Disclaimer: I don't own St Trinian's
WARNING: THIS IS POINTLESS. IT IS A PARODY/CRAC FIC AND SHOULD NOT BE TAKEN SERIOUSLY. THE OPINIONS EXPRESSED ARE NOT THOSE OF MYSELF. THEY ARE MERELY SILLY.
"Isn't Elvis handsome?" Chelsea swooned, all three totties sighing dramatically as they gazed at the picture of the late singer. It was from his young days, before the hideous fashion of the 70s- his hair was not yet long with sideburns, and he wore masculine clothes in the black and white portrait.
Then Annabelle interrupted their conversation. "I MUCH prefer this guy!" she announced, showing them a hideous photo of an arrogant-seeming man clad in 100% leather, his face weathered and his hair in a hideous 80s style, dyes almost-white.
The three totties almost fainted in horror.
"He's HIDEOUS!" They wailed, tears- black with mascara- running down their faces. After all, the prospect of an unattractive, unstylish man was too much for them. That day, they banished Annabelle from going anywhere near them, and forbad her to ever speak to them. For they were totties, and their top priority was… males, and how attractive they were.
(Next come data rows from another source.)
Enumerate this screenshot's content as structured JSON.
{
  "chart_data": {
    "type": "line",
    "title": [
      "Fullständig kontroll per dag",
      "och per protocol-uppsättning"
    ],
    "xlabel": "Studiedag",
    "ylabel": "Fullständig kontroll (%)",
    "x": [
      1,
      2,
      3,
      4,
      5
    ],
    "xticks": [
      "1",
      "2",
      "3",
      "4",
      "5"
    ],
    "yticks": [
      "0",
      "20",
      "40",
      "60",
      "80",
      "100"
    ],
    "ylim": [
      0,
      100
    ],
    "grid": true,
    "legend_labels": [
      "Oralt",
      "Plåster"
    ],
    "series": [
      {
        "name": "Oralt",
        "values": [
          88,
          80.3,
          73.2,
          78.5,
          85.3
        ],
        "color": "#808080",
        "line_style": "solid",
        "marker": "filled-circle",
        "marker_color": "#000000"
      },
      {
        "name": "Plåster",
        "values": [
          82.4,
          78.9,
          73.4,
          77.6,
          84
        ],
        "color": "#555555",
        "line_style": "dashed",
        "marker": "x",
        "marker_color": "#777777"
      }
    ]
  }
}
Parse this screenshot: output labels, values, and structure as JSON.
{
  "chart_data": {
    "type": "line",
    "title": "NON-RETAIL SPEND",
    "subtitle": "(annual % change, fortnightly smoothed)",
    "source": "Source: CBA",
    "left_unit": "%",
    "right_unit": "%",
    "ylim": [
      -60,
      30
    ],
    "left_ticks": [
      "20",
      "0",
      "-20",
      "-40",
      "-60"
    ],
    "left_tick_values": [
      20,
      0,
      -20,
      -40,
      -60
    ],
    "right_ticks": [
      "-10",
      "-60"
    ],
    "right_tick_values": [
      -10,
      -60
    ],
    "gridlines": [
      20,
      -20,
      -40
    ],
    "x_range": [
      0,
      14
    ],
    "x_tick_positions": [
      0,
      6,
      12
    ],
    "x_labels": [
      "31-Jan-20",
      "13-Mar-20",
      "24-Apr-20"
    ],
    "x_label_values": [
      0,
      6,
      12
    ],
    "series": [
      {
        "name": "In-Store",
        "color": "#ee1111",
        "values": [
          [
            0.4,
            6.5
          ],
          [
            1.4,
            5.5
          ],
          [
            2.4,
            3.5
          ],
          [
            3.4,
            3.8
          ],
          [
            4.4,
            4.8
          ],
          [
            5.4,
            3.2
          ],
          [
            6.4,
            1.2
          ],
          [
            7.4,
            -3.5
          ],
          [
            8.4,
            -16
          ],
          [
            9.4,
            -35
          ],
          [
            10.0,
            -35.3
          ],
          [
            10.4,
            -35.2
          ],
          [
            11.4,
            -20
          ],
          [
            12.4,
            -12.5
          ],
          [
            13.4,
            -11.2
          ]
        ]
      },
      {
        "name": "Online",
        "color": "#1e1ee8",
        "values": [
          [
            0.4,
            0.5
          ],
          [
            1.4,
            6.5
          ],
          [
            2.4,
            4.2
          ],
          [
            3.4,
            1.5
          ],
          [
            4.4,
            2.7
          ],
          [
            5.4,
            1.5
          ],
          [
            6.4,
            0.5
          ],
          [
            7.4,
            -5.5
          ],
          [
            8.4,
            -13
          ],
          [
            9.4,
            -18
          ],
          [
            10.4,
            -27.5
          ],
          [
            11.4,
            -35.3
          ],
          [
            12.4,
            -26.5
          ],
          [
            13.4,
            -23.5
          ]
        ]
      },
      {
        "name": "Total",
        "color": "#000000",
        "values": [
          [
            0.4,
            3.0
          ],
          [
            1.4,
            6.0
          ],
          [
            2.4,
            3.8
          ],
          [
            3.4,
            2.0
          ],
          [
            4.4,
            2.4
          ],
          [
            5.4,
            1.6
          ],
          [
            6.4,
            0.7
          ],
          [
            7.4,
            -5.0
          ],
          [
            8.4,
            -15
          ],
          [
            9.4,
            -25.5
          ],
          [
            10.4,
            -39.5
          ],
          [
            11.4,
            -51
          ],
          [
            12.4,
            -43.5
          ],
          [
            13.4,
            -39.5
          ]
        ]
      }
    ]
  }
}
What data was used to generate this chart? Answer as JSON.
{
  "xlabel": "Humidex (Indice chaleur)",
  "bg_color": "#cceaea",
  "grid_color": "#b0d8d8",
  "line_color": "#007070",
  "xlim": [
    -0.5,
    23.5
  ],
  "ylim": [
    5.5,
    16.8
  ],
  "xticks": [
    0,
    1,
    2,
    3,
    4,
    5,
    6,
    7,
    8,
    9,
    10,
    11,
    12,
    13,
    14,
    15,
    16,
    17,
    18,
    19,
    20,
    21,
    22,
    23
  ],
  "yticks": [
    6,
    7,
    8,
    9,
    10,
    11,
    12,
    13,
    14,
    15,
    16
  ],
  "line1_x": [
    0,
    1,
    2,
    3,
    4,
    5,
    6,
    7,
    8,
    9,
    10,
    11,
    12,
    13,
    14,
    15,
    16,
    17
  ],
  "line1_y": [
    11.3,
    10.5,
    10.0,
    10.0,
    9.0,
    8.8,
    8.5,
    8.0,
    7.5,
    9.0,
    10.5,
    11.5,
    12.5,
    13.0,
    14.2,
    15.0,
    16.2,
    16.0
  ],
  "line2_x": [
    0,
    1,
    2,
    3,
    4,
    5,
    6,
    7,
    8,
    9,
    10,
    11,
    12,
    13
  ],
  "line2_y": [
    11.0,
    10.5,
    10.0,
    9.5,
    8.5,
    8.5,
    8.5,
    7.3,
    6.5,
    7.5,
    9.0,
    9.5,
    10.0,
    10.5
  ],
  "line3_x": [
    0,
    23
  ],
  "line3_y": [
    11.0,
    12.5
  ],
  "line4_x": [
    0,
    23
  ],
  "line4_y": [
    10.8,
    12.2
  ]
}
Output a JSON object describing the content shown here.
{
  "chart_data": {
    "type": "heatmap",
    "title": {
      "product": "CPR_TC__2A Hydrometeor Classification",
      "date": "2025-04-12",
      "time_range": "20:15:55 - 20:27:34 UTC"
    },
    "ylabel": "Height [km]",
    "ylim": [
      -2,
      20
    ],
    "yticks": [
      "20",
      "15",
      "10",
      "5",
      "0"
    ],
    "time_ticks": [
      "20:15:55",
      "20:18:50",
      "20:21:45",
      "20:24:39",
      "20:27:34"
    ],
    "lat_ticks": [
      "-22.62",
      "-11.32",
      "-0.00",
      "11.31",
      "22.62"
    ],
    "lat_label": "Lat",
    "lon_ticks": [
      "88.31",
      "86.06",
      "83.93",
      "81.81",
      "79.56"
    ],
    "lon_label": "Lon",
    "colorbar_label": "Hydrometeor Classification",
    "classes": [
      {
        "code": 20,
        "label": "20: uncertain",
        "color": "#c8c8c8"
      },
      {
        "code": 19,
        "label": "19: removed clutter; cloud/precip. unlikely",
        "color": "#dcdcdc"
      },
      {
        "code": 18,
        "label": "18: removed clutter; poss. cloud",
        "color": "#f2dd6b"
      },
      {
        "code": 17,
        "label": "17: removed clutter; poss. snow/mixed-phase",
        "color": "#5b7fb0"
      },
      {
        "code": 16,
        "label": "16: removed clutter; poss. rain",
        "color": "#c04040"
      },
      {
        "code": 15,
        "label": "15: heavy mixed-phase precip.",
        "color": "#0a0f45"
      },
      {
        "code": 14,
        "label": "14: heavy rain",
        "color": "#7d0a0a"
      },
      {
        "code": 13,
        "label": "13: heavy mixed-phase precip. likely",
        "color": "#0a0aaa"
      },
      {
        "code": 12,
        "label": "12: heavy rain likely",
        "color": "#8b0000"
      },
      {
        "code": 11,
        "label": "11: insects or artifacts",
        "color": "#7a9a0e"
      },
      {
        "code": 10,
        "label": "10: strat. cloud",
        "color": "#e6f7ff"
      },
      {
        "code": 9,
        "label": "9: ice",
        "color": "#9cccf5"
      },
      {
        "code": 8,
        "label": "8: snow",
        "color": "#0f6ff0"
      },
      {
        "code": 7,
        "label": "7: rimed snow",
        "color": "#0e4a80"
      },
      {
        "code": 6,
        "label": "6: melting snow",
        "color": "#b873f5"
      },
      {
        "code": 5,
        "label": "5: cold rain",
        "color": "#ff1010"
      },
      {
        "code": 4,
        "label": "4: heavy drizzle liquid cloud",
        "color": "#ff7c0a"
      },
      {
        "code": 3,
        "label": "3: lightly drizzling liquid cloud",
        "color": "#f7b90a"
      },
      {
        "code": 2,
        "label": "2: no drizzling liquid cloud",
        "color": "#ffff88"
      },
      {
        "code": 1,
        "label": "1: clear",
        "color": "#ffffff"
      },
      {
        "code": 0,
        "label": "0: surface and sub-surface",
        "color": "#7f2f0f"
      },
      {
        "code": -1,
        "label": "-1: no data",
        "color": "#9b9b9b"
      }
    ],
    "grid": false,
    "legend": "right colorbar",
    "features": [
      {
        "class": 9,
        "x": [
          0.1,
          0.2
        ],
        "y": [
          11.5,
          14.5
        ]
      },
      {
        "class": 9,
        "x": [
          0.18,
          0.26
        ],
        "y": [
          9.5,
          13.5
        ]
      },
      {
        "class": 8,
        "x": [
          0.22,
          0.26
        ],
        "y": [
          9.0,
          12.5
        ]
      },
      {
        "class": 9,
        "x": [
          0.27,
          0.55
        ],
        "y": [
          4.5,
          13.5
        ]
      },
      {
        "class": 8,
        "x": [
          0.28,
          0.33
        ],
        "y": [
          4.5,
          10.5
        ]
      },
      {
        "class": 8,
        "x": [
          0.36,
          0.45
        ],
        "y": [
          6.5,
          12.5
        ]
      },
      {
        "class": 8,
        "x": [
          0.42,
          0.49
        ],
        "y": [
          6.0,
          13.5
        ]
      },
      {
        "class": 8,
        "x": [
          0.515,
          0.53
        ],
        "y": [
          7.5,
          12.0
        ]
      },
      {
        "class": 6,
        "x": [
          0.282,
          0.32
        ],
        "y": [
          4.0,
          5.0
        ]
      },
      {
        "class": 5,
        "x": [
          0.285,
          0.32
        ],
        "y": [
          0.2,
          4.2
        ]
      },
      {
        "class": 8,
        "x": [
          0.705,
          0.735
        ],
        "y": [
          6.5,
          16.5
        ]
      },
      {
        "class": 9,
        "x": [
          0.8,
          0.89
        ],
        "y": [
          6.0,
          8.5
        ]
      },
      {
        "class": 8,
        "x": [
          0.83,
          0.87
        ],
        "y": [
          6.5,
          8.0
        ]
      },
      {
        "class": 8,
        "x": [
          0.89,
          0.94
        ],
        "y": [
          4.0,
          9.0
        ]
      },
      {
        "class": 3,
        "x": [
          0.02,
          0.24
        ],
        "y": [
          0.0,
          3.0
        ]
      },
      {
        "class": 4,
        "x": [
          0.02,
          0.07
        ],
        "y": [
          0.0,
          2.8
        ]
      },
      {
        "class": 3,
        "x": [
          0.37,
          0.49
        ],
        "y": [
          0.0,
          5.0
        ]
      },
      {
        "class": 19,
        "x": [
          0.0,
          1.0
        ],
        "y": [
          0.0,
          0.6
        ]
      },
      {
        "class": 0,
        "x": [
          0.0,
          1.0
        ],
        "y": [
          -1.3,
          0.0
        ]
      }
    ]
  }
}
"Well, I like him!" Annabelle sobbed.
But no-one else did, or ever would.
AN: This is a giftfic for gypsyrosalie- Hehehe, enjoy. After all, she is in love with a fictional character not unlike this. LOL.
Once again, PLEASE DON'T FLAME DUE TO OPINIONS. This fic is SUPPOSED to be a parody and therefore stupid.
Oh, and free chicken to whoever guesses correctly who the guy is (Apart from gypsyrosalie, who probably already knew who he was before she even read this.).